A number of specialist buy-to-let lenders aren’t offering investors product transfer options, making it harder for landlords to remortgage who end a fixed period.
If a lender offers a product transfer you don’t need to go through lenders’ full stress tests, which are typically more restrictive now mortgage rates have gone up.
You can only borrow up to a certain interest coverage ratio (ICR) as a new applicant, while a lenders’ rental stress rate is typically 2% above interest rates.
Matthew Rowne, co-founder of The Buy to Let Broker, raised the issue in broker magazine Mortgage Solutions.
He wrote: “Without considerable innovation or full lender adoption of product transfers, the consequences for landlords, and for the wider private rented sector (PRS), are huge.
“On a basic level, this could mean landlords fortunate enough to fit ICR/stress rates face higher remortgage rates; while those that don’t are forced to either reduce the debt by paying down additional capital (an option available to only a smaller tranche of landlords), or sit on high standard variable rates, or face not being able to secure a deal (exiting the market entirely is just not a practical option for landlords, or for an over-subscribed PRS already creaking at the seams).”

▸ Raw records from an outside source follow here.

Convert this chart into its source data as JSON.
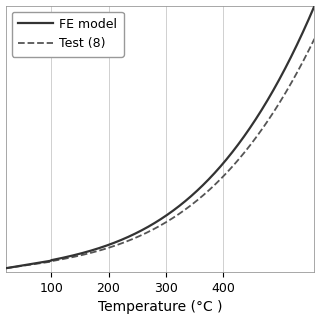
{
  "title": "",
  "xlabel": "Temperature (°C )",
  "ylabel": "",
  "xlim": [
    20,
    560
  ],
  "ylim": [
    -0.02,
    1.35
  ],
  "xticks": [
    100,
    200,
    300,
    400
  ],
  "grid_color": "#d0d0d0",
  "background_color": "#ffffff",
  "fe_model_color": "#333333",
  "test_color": "#555555",
  "fe_model_label": "FE model",
  "test_label": "Test (8)",
  "fe_model_linewidth": 1.6,
  "test_linewidth": 1.3,
  "legend_fontsize": 9,
  "xlabel_fontsize": 10
}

Specialist buy-to-let mortgages can be attractive to portfolio landlords, who prefer to operate as a business to make tax savings.
Newer lenders can be lacking in terms of product transfers, as they have a smaller pool of loans that are coming up for remortgage.
Rowne added: “I remain incredibly optimistic that solutions will continue to emerge in the short term as the industry adapts to the changing economic landscape.
“Specialist lenders have continued to pioneer innovation within our industry over the past seven years, enabling landlords and brokerages to circumnavigate the choppy waters of the myriad of governmental/tax/regulatory changes and the pandemic.”